- ChoKyun Rha, from a 2021 newspaper obituary
- Born: October 5, 1933 Seoul, Korea
- Died: March 2, 2021 Boston, Massachusetts, US
- Occupation(s): Scientist, professor of biomaterials science and engineering

Korean name
- Hangul: 라초균
- RR: Ra Chogyun
- MR: Ra Ch'ogyun

= ChoKyun Rha =

Korean-American engineering professor (1933–2021)

ChoKyun Rha (October 5, 1933 – March 2, 2021) was a Korean-born American food technologist, inventor, and professor of biomaterials science and engineering at the Massachusetts Institute of Technology (MIT). She was the first Asian woman awarded tenure at MIT.

== Early life ==
ChoKyun Rha was born in Seoul, the daughter of SaeJin Rha and Young Soon Choi Rha. Her father was a physician and dean of the medical school at Seoul National University. She moved to the United States in 1956, and attended Miami University in Ohio, before enrolling at MIT as an undergraduate. She finished a bachelor's degree in 1962, with a senior thesis on the storage of dried scallions. She stayed at MIT to earn master's degrees in 1964 and 1966, and completed a doctoral degree in 1967, with a dissertation titled "Thermal Sterilization of Flexibly Packaged Foods".

== Career ==
Rha was a professor of biomaterials science and engineering at MIT, until her retirement in 2006. In 1980, she became the first Asian woman to earn tenure at MIT. She helped establish Genzyme, a biotechnology firm, and founded and directed the Malaysia-MIT Biotechnology Partnership Program. She endowed a professorship in industrial biotechnology at MIT. She was a co-founder of Women’s World Banking, a microfinancing program.

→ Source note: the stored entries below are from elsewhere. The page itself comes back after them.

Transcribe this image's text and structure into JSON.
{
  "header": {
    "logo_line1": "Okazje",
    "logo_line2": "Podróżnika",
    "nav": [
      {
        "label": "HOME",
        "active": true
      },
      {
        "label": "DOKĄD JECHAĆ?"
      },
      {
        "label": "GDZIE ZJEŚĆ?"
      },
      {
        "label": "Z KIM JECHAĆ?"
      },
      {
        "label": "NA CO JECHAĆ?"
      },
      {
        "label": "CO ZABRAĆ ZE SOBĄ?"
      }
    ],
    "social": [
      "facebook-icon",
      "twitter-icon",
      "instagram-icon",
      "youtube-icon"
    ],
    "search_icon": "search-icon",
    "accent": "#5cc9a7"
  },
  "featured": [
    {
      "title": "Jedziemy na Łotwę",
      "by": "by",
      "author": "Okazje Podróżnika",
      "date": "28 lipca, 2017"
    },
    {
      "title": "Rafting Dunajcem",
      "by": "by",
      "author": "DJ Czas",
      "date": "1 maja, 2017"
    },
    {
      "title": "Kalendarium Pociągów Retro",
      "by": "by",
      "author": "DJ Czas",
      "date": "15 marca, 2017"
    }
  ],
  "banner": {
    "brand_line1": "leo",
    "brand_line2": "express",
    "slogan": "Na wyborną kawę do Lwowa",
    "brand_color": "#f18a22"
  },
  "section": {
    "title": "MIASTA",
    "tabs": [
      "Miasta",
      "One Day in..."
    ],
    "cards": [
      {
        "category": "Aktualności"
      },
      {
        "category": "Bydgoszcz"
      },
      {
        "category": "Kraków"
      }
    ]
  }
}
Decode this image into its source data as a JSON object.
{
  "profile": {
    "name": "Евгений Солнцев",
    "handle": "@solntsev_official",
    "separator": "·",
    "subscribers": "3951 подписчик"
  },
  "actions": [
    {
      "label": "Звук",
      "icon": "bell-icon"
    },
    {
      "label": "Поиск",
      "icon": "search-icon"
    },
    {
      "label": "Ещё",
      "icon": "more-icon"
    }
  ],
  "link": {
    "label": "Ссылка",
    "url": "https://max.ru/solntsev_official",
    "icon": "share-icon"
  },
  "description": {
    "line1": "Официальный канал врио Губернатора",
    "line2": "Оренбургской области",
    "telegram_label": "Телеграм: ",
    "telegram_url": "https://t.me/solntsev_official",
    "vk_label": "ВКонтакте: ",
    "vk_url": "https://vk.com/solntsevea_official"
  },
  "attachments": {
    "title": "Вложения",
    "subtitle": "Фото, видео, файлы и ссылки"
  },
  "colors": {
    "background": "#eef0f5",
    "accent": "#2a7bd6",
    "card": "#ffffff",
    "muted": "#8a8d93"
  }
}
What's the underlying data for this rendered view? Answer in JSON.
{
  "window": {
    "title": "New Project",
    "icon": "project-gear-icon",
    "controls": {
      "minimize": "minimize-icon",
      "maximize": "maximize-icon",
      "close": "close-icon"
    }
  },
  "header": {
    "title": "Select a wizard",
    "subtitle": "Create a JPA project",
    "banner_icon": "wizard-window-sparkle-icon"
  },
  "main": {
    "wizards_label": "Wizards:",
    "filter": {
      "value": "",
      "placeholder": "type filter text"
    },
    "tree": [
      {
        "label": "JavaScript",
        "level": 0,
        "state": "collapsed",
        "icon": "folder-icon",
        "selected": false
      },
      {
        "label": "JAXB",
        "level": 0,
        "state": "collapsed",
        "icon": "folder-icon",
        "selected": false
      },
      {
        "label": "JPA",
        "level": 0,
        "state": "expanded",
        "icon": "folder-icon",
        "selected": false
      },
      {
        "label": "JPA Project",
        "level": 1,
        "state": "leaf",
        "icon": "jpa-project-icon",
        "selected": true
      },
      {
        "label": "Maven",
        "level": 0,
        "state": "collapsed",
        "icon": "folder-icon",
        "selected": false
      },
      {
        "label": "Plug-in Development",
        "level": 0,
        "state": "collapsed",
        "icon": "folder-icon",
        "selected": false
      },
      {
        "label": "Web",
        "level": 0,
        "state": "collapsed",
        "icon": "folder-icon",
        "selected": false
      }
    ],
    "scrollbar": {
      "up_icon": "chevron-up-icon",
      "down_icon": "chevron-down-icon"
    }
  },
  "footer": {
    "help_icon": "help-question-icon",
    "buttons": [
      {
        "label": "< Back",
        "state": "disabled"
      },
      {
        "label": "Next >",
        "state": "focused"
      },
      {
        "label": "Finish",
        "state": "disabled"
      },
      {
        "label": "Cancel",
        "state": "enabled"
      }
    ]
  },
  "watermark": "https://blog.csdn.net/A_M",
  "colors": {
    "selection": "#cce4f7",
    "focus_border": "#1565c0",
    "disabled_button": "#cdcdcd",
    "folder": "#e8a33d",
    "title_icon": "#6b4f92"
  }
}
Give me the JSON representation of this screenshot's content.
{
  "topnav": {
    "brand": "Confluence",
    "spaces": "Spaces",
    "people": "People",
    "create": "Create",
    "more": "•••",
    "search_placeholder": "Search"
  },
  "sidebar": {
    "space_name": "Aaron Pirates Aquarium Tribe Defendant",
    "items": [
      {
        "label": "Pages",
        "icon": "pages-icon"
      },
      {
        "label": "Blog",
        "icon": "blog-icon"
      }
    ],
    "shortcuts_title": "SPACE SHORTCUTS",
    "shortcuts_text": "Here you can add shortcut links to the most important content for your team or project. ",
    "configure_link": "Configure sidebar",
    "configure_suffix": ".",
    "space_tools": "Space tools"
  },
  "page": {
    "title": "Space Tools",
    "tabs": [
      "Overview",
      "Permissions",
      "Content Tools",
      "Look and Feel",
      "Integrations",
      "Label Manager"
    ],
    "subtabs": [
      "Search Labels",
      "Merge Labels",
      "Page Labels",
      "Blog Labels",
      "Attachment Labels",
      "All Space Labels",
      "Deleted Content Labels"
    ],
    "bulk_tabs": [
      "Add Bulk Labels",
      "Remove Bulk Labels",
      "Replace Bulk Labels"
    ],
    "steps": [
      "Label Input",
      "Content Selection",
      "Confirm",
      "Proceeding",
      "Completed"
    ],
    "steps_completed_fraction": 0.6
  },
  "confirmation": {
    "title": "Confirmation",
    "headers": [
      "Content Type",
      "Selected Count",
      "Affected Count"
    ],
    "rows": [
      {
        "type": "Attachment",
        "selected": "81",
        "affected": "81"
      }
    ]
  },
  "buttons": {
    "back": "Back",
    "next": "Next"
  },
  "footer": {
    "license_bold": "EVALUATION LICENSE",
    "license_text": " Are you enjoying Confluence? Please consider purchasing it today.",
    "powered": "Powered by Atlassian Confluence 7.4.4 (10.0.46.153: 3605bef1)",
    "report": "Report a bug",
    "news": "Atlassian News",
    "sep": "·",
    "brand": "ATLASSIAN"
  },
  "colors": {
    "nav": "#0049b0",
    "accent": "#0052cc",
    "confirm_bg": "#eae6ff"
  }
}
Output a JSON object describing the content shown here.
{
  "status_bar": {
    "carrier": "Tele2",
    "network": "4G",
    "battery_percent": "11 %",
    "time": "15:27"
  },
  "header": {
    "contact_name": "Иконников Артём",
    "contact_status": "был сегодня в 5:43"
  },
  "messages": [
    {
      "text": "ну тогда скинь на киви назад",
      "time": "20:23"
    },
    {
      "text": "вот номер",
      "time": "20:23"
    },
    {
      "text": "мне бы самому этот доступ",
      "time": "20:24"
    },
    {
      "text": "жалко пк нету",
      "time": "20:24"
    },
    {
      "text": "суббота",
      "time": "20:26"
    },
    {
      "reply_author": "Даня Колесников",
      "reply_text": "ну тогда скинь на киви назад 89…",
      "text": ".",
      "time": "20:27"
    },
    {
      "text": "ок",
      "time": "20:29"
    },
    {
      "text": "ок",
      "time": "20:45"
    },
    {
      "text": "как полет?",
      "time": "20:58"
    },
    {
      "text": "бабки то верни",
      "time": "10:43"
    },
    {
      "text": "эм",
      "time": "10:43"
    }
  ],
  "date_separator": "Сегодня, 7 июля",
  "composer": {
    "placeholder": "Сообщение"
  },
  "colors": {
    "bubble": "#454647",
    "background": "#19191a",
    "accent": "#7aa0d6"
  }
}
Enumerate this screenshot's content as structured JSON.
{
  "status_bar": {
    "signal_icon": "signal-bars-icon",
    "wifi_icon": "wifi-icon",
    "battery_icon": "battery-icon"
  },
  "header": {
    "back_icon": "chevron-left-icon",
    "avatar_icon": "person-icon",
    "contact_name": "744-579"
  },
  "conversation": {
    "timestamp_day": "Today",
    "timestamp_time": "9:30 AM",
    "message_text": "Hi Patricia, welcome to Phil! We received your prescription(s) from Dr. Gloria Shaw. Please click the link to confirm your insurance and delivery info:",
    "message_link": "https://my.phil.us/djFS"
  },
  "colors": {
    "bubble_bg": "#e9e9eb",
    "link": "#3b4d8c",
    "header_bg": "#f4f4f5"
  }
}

Rha's research focused on biochemistry and biotechnology for food and other applications. Her work was published in academic journalist including Journal of Food Science, Nature Biotechnology, Applied Microbiology and Biotechnology, Bioresource Technology, Biotechnology Letters, and British Journal of Nutrition. She earned her first of several patents in 1988, with a process for encapsulation. As part of her work in Malaysia, she developed several patented products derived from palm oil.

== Publications ==

- "Evaluation of cheese texture" (1978, with Cho Lee and Em Imoto)
- "Microstructure of soybean protein aggregates and its relation to the physical and textural properties of the curd" (1978, with Cho Lee)
- "Single-Cell Protein: Engineering, Economics, and Utilization in Foods" (1980, with C. L. Cooney and S. R. Tannenbaum)
- "Improved detergent-based recovery of polyhydroxyalkanoates (PHAs)" (2011, with Yung-Han Yang, Christopher Brigham, Laura Willis, and Anthony Sinskey)
- Theory, Determination and Control of Physical Properties of Food Materials (book edited by Rha, 2012)
- Characterization of chitosan film" (2012, with Carlos A. Kienzle-Sterzer and Dolores Rodriguez Sanchez)
- "Characterization of an extracellular lipase and its chaperone from Ralstonia eutropha H16" (2013, with Jingnan Lu, Christopher Brigham, and Anthony Sinskey)

== Personal life ==
ChoKyun Rha married fellow MIT professor Anthony Sinskey, and the couple frequently collaborated on research. She had two sons, Tong-ik Lee Sinskey and Taeminn Song, both of whom graduated from MIT. Rha died in 2021, in Boston, aged 87 years.